After 3 months, Smriti has achieved the following milestones:
- ClfB (PDB 4F27) was found out from Uniprot and homology modelled proteins FnBPB (PDB 4B5Z – A0A0H2XKG3 was retrieved from SWISS MODEL expasy. Structure of both proteins were validated by comparing structures available with DeepMind – AlphaFold database. These models were accurate (>90% confidence levels). The retrieved PDBs were prepared and optimized. pI was calculated using http://isoelectric.org/ and found to be 5.18. Both proteins were in apo form, and active binding sites for small molecules were not known. CASTp and SiteMap predicted binding sites of both proteins and a validation was done based on reported literature. The binding site lied between N2-N3 region and Fibronectin binding repeating subunits for ClfB and FnBPB, respectively. Further, sites were scrutinized based for druggability score and surface volume. Druggable site was further defined with the help of Atomic Sequence Language tool where residues in 4Å proximity residues were selected for grid generation.

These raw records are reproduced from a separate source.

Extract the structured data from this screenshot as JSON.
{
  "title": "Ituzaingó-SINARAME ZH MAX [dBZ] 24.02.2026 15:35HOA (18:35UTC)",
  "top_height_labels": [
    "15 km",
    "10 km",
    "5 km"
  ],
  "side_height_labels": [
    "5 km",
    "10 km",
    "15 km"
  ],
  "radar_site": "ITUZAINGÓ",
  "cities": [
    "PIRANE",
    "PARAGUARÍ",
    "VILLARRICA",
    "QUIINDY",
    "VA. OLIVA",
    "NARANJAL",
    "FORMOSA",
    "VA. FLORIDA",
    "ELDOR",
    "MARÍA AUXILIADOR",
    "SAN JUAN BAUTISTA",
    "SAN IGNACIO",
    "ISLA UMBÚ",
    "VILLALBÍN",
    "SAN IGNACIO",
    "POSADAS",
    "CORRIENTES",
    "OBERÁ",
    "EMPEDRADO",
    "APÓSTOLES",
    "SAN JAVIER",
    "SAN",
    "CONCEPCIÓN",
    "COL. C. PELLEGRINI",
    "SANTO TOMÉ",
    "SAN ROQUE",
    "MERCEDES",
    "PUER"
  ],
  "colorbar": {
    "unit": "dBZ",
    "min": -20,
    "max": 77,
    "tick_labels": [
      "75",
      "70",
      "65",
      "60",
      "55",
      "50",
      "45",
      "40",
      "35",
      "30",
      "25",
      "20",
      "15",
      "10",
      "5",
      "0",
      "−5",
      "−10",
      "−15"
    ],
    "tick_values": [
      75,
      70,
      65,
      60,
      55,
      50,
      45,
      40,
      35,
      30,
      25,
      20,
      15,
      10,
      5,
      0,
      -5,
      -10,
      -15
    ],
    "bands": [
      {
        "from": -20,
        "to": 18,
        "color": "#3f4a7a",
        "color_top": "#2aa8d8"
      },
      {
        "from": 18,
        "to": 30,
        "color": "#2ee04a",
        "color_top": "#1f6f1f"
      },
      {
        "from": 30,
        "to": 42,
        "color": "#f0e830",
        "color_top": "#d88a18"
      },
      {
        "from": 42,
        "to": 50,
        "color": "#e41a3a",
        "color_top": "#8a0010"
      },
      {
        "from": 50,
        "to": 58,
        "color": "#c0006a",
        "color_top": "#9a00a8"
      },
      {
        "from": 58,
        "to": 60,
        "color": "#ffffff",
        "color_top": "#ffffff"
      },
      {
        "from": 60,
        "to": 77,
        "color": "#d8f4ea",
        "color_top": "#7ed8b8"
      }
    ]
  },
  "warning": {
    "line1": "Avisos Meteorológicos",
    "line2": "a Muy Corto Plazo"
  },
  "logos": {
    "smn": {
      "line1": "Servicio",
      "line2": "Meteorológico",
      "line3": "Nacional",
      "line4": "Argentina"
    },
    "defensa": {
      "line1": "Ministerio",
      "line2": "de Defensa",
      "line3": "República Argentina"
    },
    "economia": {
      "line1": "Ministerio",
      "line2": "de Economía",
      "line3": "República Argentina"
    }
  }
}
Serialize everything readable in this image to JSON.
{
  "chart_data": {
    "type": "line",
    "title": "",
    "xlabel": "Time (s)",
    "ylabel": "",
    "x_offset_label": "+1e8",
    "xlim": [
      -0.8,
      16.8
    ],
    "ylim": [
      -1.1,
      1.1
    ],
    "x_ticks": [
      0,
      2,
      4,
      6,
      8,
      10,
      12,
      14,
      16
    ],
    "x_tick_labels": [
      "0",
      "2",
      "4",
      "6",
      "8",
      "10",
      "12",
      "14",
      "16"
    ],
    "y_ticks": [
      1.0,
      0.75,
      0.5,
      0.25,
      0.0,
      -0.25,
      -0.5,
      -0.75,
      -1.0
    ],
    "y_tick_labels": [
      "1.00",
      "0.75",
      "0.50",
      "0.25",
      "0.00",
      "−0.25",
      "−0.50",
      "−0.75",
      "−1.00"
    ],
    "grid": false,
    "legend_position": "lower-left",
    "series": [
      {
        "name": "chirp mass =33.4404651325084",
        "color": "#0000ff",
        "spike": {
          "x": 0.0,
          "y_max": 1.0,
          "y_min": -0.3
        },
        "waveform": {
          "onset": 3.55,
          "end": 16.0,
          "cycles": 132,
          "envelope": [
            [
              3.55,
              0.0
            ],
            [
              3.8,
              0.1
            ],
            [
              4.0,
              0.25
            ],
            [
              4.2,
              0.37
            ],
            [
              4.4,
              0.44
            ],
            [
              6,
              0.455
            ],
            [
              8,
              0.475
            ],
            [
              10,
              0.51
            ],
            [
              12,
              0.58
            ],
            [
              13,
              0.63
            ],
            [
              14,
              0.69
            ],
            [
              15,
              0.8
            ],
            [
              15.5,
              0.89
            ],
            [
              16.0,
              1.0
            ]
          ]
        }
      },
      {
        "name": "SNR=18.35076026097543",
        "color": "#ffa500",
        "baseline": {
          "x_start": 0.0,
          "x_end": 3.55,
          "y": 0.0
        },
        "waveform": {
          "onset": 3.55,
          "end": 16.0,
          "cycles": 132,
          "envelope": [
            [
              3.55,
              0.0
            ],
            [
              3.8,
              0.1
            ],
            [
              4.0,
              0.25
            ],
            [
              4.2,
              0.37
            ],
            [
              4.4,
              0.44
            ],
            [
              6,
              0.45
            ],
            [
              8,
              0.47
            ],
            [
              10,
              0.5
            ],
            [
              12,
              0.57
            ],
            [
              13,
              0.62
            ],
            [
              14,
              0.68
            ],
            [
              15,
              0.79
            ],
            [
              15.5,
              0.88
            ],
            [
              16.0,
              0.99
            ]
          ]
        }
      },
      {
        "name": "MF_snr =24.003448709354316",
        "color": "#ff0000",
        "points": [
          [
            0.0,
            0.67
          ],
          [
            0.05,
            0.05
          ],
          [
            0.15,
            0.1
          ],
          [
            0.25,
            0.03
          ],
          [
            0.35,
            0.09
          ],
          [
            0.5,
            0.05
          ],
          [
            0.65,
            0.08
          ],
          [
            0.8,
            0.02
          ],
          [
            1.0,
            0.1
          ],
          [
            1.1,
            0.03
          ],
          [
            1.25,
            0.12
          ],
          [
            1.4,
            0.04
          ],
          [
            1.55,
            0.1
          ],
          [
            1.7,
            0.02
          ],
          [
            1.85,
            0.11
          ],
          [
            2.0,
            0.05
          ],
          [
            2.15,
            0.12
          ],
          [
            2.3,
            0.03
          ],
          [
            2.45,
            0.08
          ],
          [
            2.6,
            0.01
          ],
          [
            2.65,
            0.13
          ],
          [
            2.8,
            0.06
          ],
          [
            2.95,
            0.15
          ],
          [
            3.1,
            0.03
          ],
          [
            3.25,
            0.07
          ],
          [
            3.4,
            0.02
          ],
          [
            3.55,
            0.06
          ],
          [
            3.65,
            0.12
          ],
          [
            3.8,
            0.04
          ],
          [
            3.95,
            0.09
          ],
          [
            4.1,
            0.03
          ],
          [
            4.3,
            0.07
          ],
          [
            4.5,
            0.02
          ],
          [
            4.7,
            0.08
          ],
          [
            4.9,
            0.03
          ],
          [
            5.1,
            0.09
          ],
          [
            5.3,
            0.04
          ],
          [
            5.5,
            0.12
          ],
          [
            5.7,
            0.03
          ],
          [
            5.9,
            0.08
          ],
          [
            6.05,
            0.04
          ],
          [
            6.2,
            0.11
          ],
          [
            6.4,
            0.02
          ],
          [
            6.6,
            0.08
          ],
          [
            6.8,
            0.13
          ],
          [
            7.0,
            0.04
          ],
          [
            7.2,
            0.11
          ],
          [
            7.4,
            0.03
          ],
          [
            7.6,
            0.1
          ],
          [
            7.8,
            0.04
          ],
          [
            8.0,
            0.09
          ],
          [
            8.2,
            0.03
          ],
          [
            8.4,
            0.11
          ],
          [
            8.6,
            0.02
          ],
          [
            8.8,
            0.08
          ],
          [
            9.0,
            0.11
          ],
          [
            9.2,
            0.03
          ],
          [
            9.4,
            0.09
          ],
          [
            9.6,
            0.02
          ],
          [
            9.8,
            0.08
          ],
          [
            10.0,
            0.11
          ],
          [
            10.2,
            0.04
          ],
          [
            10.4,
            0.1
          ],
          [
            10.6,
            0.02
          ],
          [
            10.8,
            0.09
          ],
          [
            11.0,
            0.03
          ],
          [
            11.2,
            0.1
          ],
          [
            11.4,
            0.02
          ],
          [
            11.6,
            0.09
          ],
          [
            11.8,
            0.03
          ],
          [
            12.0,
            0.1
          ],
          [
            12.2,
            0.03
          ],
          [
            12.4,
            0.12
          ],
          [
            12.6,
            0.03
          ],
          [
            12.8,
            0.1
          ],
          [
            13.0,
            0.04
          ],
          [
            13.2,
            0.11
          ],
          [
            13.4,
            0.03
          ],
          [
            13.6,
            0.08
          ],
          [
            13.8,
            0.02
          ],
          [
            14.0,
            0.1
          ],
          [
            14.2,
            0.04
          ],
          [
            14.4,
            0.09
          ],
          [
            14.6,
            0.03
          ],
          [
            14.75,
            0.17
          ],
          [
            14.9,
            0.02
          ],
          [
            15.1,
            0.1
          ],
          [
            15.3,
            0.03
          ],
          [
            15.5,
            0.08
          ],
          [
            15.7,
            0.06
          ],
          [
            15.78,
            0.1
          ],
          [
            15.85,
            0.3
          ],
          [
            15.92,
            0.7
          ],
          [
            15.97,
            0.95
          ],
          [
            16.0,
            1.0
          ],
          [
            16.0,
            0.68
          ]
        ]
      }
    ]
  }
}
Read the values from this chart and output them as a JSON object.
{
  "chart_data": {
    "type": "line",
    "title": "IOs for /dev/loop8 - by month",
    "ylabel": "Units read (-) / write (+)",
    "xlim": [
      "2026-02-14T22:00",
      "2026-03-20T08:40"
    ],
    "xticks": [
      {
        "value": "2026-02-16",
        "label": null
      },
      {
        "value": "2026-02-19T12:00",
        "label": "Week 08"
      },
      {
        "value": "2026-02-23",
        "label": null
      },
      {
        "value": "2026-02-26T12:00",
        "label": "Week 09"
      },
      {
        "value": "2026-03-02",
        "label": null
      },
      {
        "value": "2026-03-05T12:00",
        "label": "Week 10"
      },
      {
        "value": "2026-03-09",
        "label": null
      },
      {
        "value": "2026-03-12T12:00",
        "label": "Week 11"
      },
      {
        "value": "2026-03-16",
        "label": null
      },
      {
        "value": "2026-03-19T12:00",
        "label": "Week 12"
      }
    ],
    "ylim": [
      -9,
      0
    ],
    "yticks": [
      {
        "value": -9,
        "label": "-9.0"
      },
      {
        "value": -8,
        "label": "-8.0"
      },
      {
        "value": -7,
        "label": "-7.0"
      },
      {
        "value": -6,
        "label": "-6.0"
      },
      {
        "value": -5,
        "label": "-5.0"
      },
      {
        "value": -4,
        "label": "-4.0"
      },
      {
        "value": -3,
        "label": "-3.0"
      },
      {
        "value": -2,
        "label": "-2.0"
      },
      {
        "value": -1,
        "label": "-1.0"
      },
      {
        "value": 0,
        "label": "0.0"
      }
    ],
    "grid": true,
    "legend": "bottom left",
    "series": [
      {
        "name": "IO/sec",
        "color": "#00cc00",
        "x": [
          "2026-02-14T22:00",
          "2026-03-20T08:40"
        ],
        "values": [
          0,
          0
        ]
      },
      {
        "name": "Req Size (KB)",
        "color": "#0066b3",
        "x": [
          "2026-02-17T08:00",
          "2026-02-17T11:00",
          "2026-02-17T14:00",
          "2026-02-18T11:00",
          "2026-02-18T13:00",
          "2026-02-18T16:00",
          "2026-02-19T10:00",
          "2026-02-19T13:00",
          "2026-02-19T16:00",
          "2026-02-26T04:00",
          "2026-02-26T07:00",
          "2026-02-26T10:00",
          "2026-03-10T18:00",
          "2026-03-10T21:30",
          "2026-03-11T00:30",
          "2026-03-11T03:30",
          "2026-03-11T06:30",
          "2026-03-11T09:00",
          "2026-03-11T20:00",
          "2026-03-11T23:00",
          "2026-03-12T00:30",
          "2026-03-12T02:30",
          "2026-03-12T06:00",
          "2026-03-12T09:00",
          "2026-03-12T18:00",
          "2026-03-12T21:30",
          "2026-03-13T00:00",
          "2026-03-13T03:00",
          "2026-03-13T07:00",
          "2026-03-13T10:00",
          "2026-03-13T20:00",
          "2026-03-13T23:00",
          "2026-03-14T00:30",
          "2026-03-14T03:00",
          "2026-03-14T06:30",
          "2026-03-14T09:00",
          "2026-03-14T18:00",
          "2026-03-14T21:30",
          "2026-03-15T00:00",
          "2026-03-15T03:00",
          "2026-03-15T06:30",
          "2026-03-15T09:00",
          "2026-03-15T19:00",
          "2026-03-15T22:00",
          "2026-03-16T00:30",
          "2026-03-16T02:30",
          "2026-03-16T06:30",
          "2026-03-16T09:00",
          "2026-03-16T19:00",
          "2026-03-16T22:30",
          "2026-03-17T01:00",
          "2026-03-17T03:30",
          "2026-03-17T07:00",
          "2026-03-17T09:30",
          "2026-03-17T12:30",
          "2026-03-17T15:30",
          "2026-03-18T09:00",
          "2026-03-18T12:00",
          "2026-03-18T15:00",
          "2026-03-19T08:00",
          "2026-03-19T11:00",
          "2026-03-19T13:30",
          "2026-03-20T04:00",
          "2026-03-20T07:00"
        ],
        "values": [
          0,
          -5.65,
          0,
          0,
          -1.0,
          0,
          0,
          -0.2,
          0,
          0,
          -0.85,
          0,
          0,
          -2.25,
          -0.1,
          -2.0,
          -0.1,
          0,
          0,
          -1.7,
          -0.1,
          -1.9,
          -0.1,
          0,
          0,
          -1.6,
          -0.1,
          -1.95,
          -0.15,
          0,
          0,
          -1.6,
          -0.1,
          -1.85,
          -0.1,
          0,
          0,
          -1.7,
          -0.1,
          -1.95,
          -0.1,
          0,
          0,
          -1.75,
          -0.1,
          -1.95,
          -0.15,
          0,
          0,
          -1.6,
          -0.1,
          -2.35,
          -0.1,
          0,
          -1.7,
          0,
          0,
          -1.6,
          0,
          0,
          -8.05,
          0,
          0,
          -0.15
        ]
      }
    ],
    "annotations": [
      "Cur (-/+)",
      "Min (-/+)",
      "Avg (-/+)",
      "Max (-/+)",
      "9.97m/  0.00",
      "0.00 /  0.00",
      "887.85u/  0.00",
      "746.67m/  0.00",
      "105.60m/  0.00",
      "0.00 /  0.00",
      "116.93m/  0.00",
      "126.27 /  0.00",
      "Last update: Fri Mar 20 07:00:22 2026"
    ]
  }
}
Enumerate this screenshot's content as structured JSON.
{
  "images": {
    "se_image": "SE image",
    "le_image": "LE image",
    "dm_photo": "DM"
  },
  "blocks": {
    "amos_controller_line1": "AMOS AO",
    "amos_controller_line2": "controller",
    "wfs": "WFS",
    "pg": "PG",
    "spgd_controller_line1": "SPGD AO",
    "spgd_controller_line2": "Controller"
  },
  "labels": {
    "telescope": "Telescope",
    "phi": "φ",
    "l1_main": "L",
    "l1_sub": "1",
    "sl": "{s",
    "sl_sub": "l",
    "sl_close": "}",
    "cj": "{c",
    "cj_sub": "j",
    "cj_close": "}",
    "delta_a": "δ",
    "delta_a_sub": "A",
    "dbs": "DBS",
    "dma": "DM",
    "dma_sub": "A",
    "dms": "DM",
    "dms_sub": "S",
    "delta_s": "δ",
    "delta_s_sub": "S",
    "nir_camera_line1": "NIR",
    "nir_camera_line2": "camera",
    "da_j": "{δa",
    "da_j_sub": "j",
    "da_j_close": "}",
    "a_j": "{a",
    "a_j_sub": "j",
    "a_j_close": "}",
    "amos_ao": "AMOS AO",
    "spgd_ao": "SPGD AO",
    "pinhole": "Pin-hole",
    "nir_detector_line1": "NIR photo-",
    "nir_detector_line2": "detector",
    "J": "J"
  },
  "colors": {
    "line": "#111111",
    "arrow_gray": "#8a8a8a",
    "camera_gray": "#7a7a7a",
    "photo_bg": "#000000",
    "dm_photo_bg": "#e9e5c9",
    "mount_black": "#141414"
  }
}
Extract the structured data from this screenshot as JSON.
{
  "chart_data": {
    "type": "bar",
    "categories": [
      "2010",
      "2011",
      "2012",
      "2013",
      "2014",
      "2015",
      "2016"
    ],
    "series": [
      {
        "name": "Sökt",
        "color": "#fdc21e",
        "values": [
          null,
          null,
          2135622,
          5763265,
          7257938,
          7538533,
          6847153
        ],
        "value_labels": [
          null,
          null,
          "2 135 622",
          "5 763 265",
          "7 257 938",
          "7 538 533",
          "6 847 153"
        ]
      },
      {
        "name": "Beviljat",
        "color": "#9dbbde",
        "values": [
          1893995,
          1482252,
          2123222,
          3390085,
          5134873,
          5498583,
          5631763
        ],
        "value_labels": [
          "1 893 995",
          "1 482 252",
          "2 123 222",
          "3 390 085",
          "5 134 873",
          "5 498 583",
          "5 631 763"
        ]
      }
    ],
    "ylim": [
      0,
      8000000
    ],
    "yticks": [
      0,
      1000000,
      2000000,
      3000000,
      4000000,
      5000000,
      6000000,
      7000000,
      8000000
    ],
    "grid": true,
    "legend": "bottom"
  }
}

- The anti-bacterial libraries were designed based on commercial availability and synthetic feasibility from Enamine and OTAVAChemicals. These libraries were refined based on the appropriate drug filters with avoidance of violations using DataWarrior. All these refined molecules were probed against the best druggable predicted sites of both the proteins using Xtra precision (Glide) and validated using SeeSAR 11.0. The generated hits were further analyzed for their estimated binding affinities (HYDE), hydrogen interactions, LE, LLE and torsional clash strains and Optibrium descriptors. Simultaneously, the same database was on to do AI based prediction of pIC50 using regression and classification analysis of Scikit-Learn to find the best drug-like molecules. The physicochemical and ADMET descriptors were studied using PKTools 3.0 and ADMETlab 2.0. The top 25 molecules with estimated affinity range at nM-uM range were subjected to further Molecular dynamics simulations.
- The top lead hits are to be procured from the concerned in-stock commercial vendors. Few synthetic feasible molecules will be synthesized with the support of synthetic complexity score (SCScore), using https://askcos.mit.edu, and Spaya AI (https://spaya.ai/) score. The assay to validate inhibitory activity is to be designed further in upcoming months. The procured compounds will be subjected for wet-lab screening analysis. Based on the wet-lab screening results, iterative medicinal chemistry optimizations and point of randomizations will be performed for further improvement in inhibitory activity and ADMET using the Molecular Inspirator and ReCore module of SeeSAR. We are also planning to increase our library chemical space using fingerprint similarities search from the infiniSee chemical space searches based on the promising dual inhibitor scaffold from the screening results. This will allow us for improvement in designing new drug-like molecules.